Imagine if your doctor (aka, the guys with the medical skills) had to produce a project plan for a project manager. “You say the surgery will take four hours? Surely a procedure like this should only take two.”
The one item on the timescales that ruffles feathers more than any other is . . . take a look at the list above and see if you can guess. That’s right?testing. If there is a bit of fat in these timescales, surely it’s in the testing. Testing is always the first to go. If anything goes wrong after deployment, it’s cheaper to just look at you with pursed lips and say “Really. I would have expected a higher standard of software from you.”
I once produced timescales for a manager (the ceo of a small company, actually, but he saw himself as a pm too) and had him say, “Let’s get rid of the testing and security and then we should be able to do it.” I looked at him stunned. He was apparently under the impression that I had handed him a menu. I should bow and say, “Excellent choice, sir. Our middle-tiers are excellent this season.”

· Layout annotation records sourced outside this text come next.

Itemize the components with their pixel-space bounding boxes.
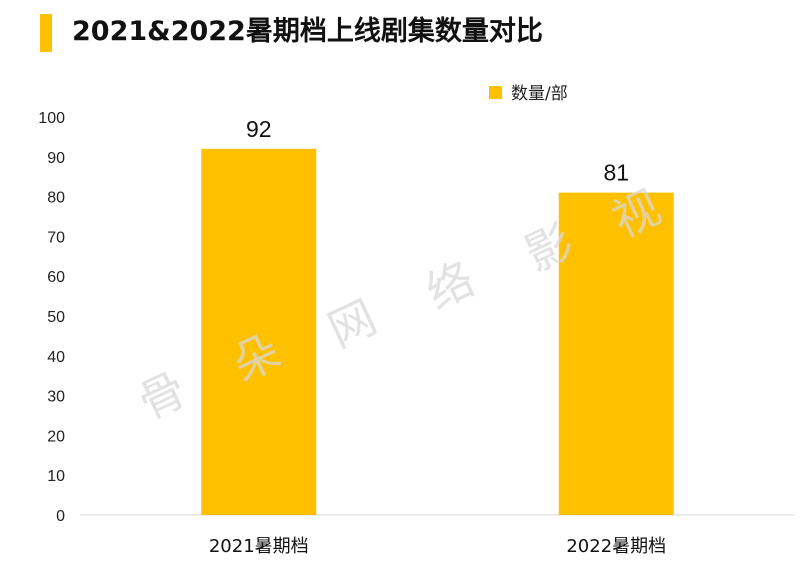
legend-label: 数量/部 [511, 84, 568, 104]
y-tick-label: 30 [47, 389, 65, 406]
y-tick-label: 60 [47, 269, 65, 286]
y-tick-label: 90 [47, 150, 65, 167]
y-tick-label: 100 [38, 110, 65, 127]
bar [558, 192, 674, 515]
data-label: 92 [246, 116, 272, 142]
y-tick-label: 50 [47, 309, 65, 326]
y-tick-label: 20 [47, 428, 65, 445]
y-tick-label: 0 [56, 508, 65, 525]
title-accent-bar [40, 14, 52, 52]
y-tick-label: 80 [47, 190, 65, 207]
y-tick-label: 70 [47, 229, 65, 246]
data-label: 81 [603, 160, 629, 186]
chart-title: 2021&2022暑期档上线剧集数量对比 [72, 16, 543, 47]
y-tick-label: 10 [47, 468, 65, 485]
x-tick-label: 2022暑期档 [566, 536, 666, 557]
bar [201, 148, 317, 515]
y-tick-label: 40 [47, 349, 65, 366]
x-tick-label: 2021暑期档 [209, 536, 309, 557]
legend-swatch [489, 86, 502, 99]
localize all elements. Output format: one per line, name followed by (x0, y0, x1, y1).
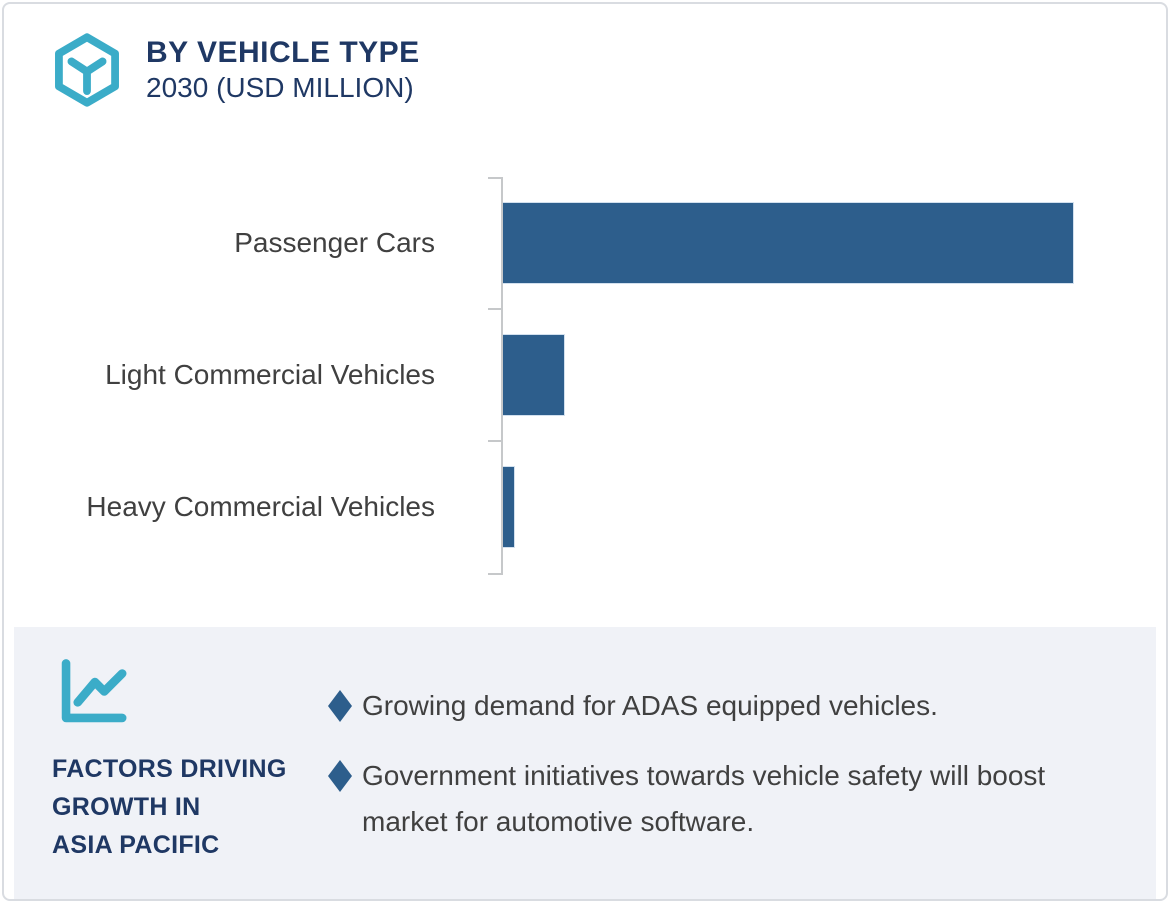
header-text: BY VEHICLE TYPE 2030 (USD MILLION) (146, 36, 420, 104)
category-label: Light Commercial Vehicles (105, 359, 435, 390)
factors-heading-line: FACTORS DRIVING (52, 755, 287, 783)
chart-header: BY VEHICLE TYPE 2030 (USD MILLION) (48, 30, 420, 110)
factors-heading: FACTORS DRIVING GROWTH IN ASIA PACIFIC (52, 750, 328, 864)
factors-heading-line: GROWTH IN (52, 793, 201, 821)
line-chart-icon (61, 659, 127, 723)
chart-row: Light Commercial Vehicles (4, 309, 1166, 441)
category-axis-line (501, 177, 503, 575)
chart-row: Passenger Cars (4, 177, 1166, 309)
diamond-bullet-icon (328, 760, 352, 792)
chart-row: Heavy Commercial Vehicles (4, 441, 1166, 573)
bar-passenger-cars (503, 203, 1073, 283)
bar-heavy-commercial-vehicles (503, 467, 514, 547)
chart-title: BY VEHICLE TYPE (146, 36, 420, 69)
category-label: Passenger Cars (234, 227, 435, 258)
bar-light-commercial-vehicles (503, 335, 564, 415)
list-item: Government initiatives towards vehicle s… (328, 753, 1156, 845)
axis-tick (488, 177, 502, 179)
bar-track (503, 335, 1166, 415)
bar-chart: Passenger Cars Light Commercial Vehicles H… (4, 177, 1166, 575)
axis-tick (488, 308, 502, 310)
category-label: Heavy Commercial Vehicles (86, 491, 435, 522)
bar-track (503, 467, 1166, 547)
factors-heading-line: ASIA PACIFIC (52, 831, 220, 859)
cube-hexagon-icon (55, 33, 119, 107)
diamond-bullet-icon (328, 690, 352, 722)
chart-subtitle: 2030 (USD MILLION) (146, 72, 414, 103)
bullet-text: Government initiatives towards vehicle s… (362, 760, 1046, 837)
factors-bullet-list: Growing demand for ADAS equipped vehicle… (328, 627, 1156, 899)
factors-panel: FACTORS DRIVING GROWTH IN ASIA PACIFIC G… (14, 627, 1156, 899)
bar-track (503, 203, 1166, 283)
bullet-text: Growing demand for ADAS equipped vehicle… (362, 690, 938, 721)
factors-panel-left: FACTORS DRIVING GROWTH IN ASIA PACIFIC (14, 627, 328, 899)
axis-tick (488, 573, 502, 575)
axis-tick (488, 440, 502, 442)
list-item: Growing demand for ADAS equipped vehicle… (328, 683, 1156, 729)
chart-rows: Passenger Cars Light Commercial Vehicles H… (4, 177, 1166, 573)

In the offshoring world (yes, it always comes back to that!), I hope that we start seeing the end of skill-less project managers. In an ideal society, the veteran developers will lead the offshore developers. When a client asks about a feature to their application, they will be asking a developer who knows what technology can accomplish and roughly how long it will take to do. Ideally, local coders will continue to code and spend more and more time reviewing code. However, the cynic in me sees this as not being the case. When developers are looked on, and referred to, as ‘resources’, they become easily replaceable. “Hey! I just got an idea. You know those resources on the second floor? They got resources in India and China too.” It’s a wonder so many offshoring projects fail.